A three-month consultation, in which people were asked how to make the best use of the congested London to Brighton railway line, is ending.
The axing of the Gatwick Express was announced in February
The Department for Transport has put forward four options designed to reduce overcrowding and improve journeys for the majority of passengers.
It follows the announcement in February that the non-stop Gatwick Express from the airport to London was to be axed.
But three of the options would allow a modified non-stop service to continue.
The changes to timetables and rolling stock would allow commuters to use the trains as well as airport travellers.
Airlines and the Gatwick Airport operator, BAA, as well as business leaders in Crawley, have argued strongly in favour of keeping the Gatwick Express.
"Airline passengers need a dedicated non-stop service which is capable of taking large amounts of baggage," said BAA managing director Paul Griffiths.
"We recognise that commuters have got to have enough space and capacity but we believe the two can co-exist."
The other option would halt the non-stop service, replacing it with a semi-fast service calling at Redhill, East Croydon and Clapham Junction.
Passenger Focus wants to see the end of the Gatwick Express
Under this option there would be a further six trains per hour from Brighton to London Victoria, which would also call at Gatwick.
Rail consumer watchdog Passenger Focus said this option would benefit the majority of travellers.
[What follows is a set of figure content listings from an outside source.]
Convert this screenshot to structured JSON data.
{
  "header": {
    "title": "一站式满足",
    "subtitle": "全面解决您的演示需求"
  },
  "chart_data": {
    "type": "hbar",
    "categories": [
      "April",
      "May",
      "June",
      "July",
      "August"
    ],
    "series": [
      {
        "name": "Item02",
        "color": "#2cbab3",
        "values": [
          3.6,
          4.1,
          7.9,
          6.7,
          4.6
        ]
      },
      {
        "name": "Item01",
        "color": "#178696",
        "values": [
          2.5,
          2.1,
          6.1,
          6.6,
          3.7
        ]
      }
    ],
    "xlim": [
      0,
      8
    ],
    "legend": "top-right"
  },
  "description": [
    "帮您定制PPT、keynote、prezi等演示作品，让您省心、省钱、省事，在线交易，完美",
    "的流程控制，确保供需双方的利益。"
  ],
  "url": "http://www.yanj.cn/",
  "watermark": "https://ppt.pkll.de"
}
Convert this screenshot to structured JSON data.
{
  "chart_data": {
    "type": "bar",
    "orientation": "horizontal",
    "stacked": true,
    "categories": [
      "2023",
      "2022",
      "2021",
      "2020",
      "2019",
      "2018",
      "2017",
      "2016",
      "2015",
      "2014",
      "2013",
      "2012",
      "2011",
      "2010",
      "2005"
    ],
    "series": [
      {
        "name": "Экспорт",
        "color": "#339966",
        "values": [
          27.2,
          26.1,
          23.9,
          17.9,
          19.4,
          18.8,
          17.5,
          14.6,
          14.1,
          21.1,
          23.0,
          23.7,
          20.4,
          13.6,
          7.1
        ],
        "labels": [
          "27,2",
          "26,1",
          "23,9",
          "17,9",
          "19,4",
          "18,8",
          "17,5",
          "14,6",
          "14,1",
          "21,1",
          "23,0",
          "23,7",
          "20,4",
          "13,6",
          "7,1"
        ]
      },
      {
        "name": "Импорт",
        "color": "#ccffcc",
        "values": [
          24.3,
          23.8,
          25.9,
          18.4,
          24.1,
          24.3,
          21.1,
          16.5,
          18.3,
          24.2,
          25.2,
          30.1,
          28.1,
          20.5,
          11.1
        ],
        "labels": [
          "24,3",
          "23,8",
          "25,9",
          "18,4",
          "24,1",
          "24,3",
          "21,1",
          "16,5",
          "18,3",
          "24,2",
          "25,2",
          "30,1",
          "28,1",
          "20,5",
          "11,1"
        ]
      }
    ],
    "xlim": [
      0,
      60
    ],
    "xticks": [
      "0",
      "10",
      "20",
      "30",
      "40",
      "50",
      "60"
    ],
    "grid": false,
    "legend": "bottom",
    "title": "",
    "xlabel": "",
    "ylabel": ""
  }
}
"We do not like having to make trade-offs between the reasonable needs of different groups of passengers," said spokeswoman Sharon Hedges.
"However, the tremendous pressures on this busy commuter route mean it is essential that something is done now."
The Gatwick Express currently runs four trains per hour each way between Victoria and the airport, with the journey taking 30 minutes.
Research by the Stategic Rail Authority showed its trains are often only half-full while London to Brighton services are regularly 30% over capacity.